La guerra con Irán ha empezado a mover también el mapa diplomático. En las últimas horas tomó fuerza un cambio que no pasa inadvertido: nuevos países están entrando a jugar un papel más visible en los intentos por abrir contactos, bajar la tensión y explorar una salida al conflicto. Entre ellos aparecen Pakistán, Turquía y Egipto, en una señal de que la mediación ya no está girando solo alrededor de los actores del Golfo que durante años llevaron ese tipo de conversaciones.
El movimiento tiene peso porque, según la información conocida este miércoles 1 de abril de 2026, Omán y Qatar han perdido protagonismo en esta fase, mientras otros gobiernos con mejor llegada simultánea a Teherán y a la administración de Donald Trump han empezado a ocupar más espacio.

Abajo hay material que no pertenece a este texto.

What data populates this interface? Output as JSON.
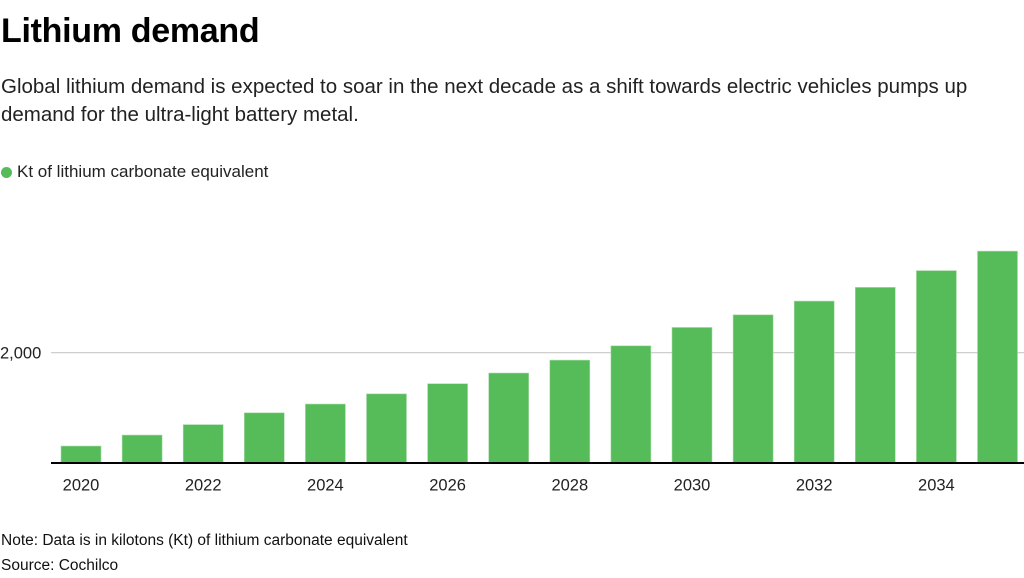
{
  "header": {
    "title": "Lithium demand",
    "subtitle": "Global lithium demand is expected to soar in the next decade as a shift towards electric vehicles pumps up demand for the ultra-light battery metal."
  },
  "legend": {
    "label": "Kt of lithium carbonate equivalent",
    "color": "#56bb59"
  },
  "footer": {
    "note": "Note: Data is in kilotons (Kt) of lithium carbonate equivalent",
    "source": "Source: Cochilco"
  },
  "chart_data": {
    "type": "bar",
    "title": "Lithium demand",
    "xlabel": "",
    "ylabel": "Kt of lithium carbonate equivalent",
    "categories": [
      "2020",
      "2021",
      "2022",
      "2023",
      "2024",
      "2025",
      "2026",
      "2027",
      "2028",
      "2029",
      "2030",
      "2031",
      "2032",
      "2033",
      "2034",
      "2035"
    ],
    "values": [
      300,
      500,
      690,
      905,
      1065,
      1250,
      1435,
      1630,
      1865,
      2125,
      2460,
      2690,
      2940,
      3190,
      3495,
      3850
    ],
    "x_tick_labels": [
      "2020",
      "2022",
      "2024",
      "2026",
      "2028",
      "2030",
      "2032",
      "2034"
    ],
    "y_ticks": [
      2000
    ],
    "y_tick_labels": [
      "2,000"
    ],
    "ylim": [
      0,
      4000
    ],
    "grid": true,
    "legend_position": "top-left",
    "bar_color": "#56bb59"
  }
}
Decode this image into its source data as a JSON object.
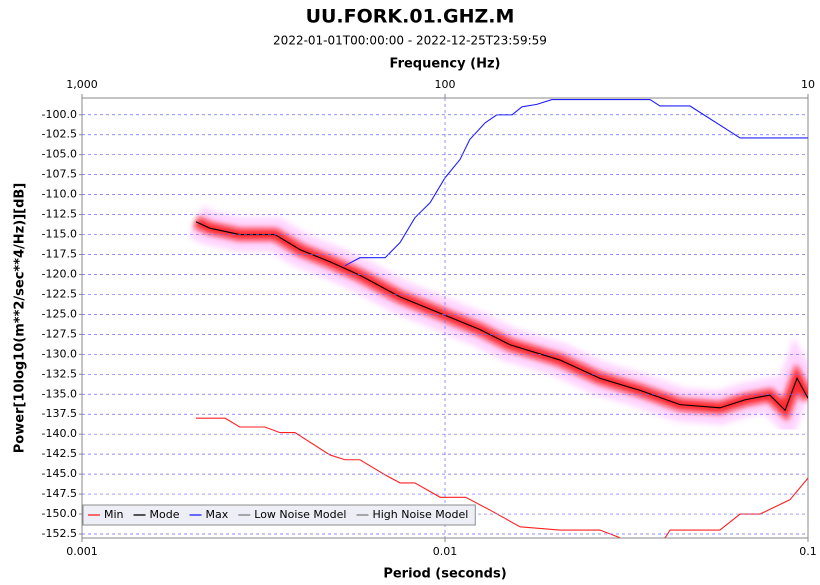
{
  "chart_data": {
    "type": "line",
    "title": "UU.FORK.01.GHZ.M",
    "subtitle": "2022-01-01T00:00:00 - 2022-12-25T23:59:59",
    "x_label": "Period (seconds)",
    "x2_label": "Frequency (Hz)",
    "y_label": "Power[10log10(m**2/sec**4/Hz)][dB]",
    "xscale": "log",
    "xlim": [
      0.001,
      0.1
    ],
    "xticks": [
      0.001,
      0.01,
      0.1
    ],
    "x2lim": [
      1000,
      10
    ],
    "x2ticks": [
      {
        "value": 1000,
        "label": "1,000"
      },
      100,
      10
    ],
    "ylim": [
      -153,
      -97.9
    ],
    "yticks": [
      {
        "value": -100,
        "label": "-100.0"
      },
      {
        "value": -102.5,
        "label": "-102.5"
      },
      {
        "value": -105,
        "label": "-105.0"
      },
      {
        "value": -107.5,
        "label": "-107.5"
      },
      {
        "value": -110,
        "label": "-110.0"
      },
      {
        "value": -112.5,
        "label": "-112.5"
      },
      {
        "value": -115,
        "label": "-115.0"
      },
      {
        "value": -117.5,
        "label": "-117.5"
      },
      {
        "value": -120,
        "label": "-120.0"
      },
      {
        "value": -122.5,
        "label": "-122.5"
      },
      {
        "value": -125,
        "label": "-125.0"
      },
      {
        "value": -127.5,
        "label": "-127.5"
      },
      {
        "value": -130,
        "label": "-130.0"
      },
      {
        "value": -132.5,
        "label": "-132.5"
      },
      {
        "value": -135,
        "label": "-135.0"
      },
      {
        "value": -137.5,
        "label": "-137.5"
      },
      {
        "value": -140,
        "label": "-140.0"
      },
      {
        "value": -142.5,
        "label": "-142.5"
      },
      {
        "value": -145,
        "label": "-145.0"
      },
      {
        "value": -147.5,
        "label": "-147.5"
      },
      {
        "value": -150,
        "label": "-150.0"
      },
      {
        "value": -152.5,
        "label": "-152.5"
      }
    ],
    "grid": true,
    "legend_position": "bottom-left",
    "series": [
      {
        "name": "Min",
        "color": "#ff2020",
        "x": [
          0.00206,
          0.00248,
          0.00272,
          0.00319,
          0.00351,
          0.00386,
          0.00482,
          0.0053,
          0.00583,
          0.00684,
          0.00752,
          0.00826,
          0.0097,
          0.0114,
          0.0133,
          0.0161,
          0.0207,
          0.0267,
          0.0301,
          0.0323,
          0.0391,
          0.0417,
          0.0473,
          0.0572,
          0.065,
          0.0738,
          0.0892,
          0.1
        ],
        "values": [
          -138,
          -138,
          -139.1,
          -139.1,
          -139.8,
          -139.8,
          -142.6,
          -143.2,
          -143.2,
          -145.1,
          -146.1,
          -146.1,
          -147.9,
          -147.9,
          -149.5,
          -151.6,
          -152,
          -152,
          -152.9,
          -154,
          -154,
          -152,
          -152,
          -152,
          -150,
          -150,
          -148.2,
          -145.5
        ]
      },
      {
        "name": "Mode",
        "color": "#000000",
        "x": [
          0.00206,
          0.00225,
          0.00272,
          0.0034,
          0.00399,
          0.00482,
          0.00583,
          0.00752,
          0.01,
          0.0125,
          0.0151,
          0.0207,
          0.0267,
          0.0344,
          0.0444,
          0.0572,
          0.067,
          0.0785,
          0.0865,
          0.0933,
          0.1
        ],
        "values": [
          -113.4,
          -114.2,
          -115,
          -115,
          -116.9,
          -118.4,
          -120.1,
          -122.8,
          -125.1,
          -126.9,
          -128.8,
          -130.7,
          -133,
          -134.5,
          -136.3,
          -136.7,
          -135.7,
          -135.1,
          -137,
          -133,
          -135.5
        ]
      },
      {
        "name": "Max",
        "color": "#2020ff",
        "x": [
          0.0053,
          0.00583,
          0.00684,
          0.00752,
          0.00826,
          0.0091,
          0.01,
          0.011,
          0.0117,
          0.0129,
          0.0139,
          0.0153,
          0.0163,
          0.0179,
          0.0197,
          0.0367,
          0.0391,
          0.0473,
          0.065,
          0.1
        ],
        "values": [
          -118.9,
          -117.9,
          -117.9,
          -116,
          -112.9,
          -111,
          -107.9,
          -105.6,
          -103.1,
          -101,
          -100,
          -100,
          -99,
          -98.7,
          -98.1,
          -98.1,
          -98.9,
          -98.9,
          -102.9,
          -102.9
        ]
      },
      {
        "name": "Low Noise Model",
        "color": "#808080",
        "x": [],
        "values": []
      },
      {
        "name": "High Noise Model",
        "color": "#808080",
        "x": [],
        "values": []
      }
    ]
  }
}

En esa lista, Pakistán aparece como la pieza más activa del momento.
La importancia de Islamabad no es casual. Reportes recientes indican que el vicepresidente JD Vance habló con intermediarios paquistaníes todavía el martes 31 de marzo, dentro de gestiones impulsadas por la Casa Blanca para transmitir mensajes a Irán sobre un posible alto al fuego y, al mismo tiempo, mantener abierta una vía de contacto en medio de la escalada. Ese detalle confirma que Pakistán ya no está actuando como observador lateral, sino como un canal directo dentro de una etapa especialmente delicada.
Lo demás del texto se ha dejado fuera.